==================
Sentiment Analysis
==================

.. figure:: icons/sentiment-analysis.png

Predict sentiment from text.

Signals
-------

**Inputs**:

-  **Corpus**

   A :ref:`Corpus` instance.

**Outputs**:

-  **Corpus**

   A :ref:`Corpus` instance.   

Description
-----------

**Sentiment Analysis** predicts sentiment for each document in a corpus. It uses Liu Hu and Vader sentiment modules from `NLTK <http://www.nltk.org/api/nltk.sentiment.html>`_. Both of them are lexicon-based.

.. figure:: images/SentimentAnalysis-stamped.png

1. *Method*:
	- *Liu Hu*: lexicon-based sentiment analysis
	- *Vader*: lexicon- and rule-based sentiment analysis
2. Produce a report.
3. If *Auto commit is on*, sentiment-tagged corpus is communicated automatically. Alternatively press *Commit*.

Example
-------

*Sentiment Analysis* can be used for constructing additional features with sentiment prediction from corpus. First, we load *Election-2016-tweets.tab* in :doc:`Corpus <corpus>`. Then we connect **Corpus** to **Sentiment Analysis**. The widget will append 4 new features for Vader method: positive score, negative score, neutral score and compound (combined score).

We can observe new features in a **Data Table**, where we sorted the *compound* by score. Compound represents the total sentiment of a tweet, where -1 is the most negative and 1 the most positive.

.. figure:: images/Sentiment-DataTable.png

Now let us visualize the data. We have some features we are currently not interested in, so we will remove them with **Select Columns**.

.. figure:: images/Sentiment-SelectColumns.png

Then we will make our corpus a little smaller, so it will be easier to visualize. Pass the data to **Data Sampler** and retain a random 10% of the tweets.

.. figure:: images/Sentiment-DataSampler.png

Now pass the filtered corpus to **Heat Map**. Use *Merge by k-means* to merge tweets with the same polarity into one line. Then use *Cluster* by *rows* to create a clustered visualization where similar tweets are grouped together. Click on a cluster to select a group of tweets - we selected the negative cluster.

.. figure:: images/Sentiment-HeatMap.png

To observe the selected subset, pass the tweets to :doc:`Corpus Viewer <corpusviewer>`.

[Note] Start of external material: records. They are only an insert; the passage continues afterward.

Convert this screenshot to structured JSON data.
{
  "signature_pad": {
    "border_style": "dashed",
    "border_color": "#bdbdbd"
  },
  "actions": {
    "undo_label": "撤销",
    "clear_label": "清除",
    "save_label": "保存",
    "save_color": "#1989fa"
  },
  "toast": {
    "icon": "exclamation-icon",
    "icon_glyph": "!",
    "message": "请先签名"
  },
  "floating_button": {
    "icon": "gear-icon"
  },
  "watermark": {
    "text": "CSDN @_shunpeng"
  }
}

.. figure:: images/Sentiment-CorpusViewer.png

.. figure:: images/Sentiment-workflow.png

References
----------

Hutto, C.J. & Gilbert, E.E. (2014). VADER: A Parsimonious Rule-based Model for Sentiment Analysis of Social Media Text. Eighth International Conference on Weblogs and Social Media (ICWSM-14). Ann Arbor, MI, June 2014.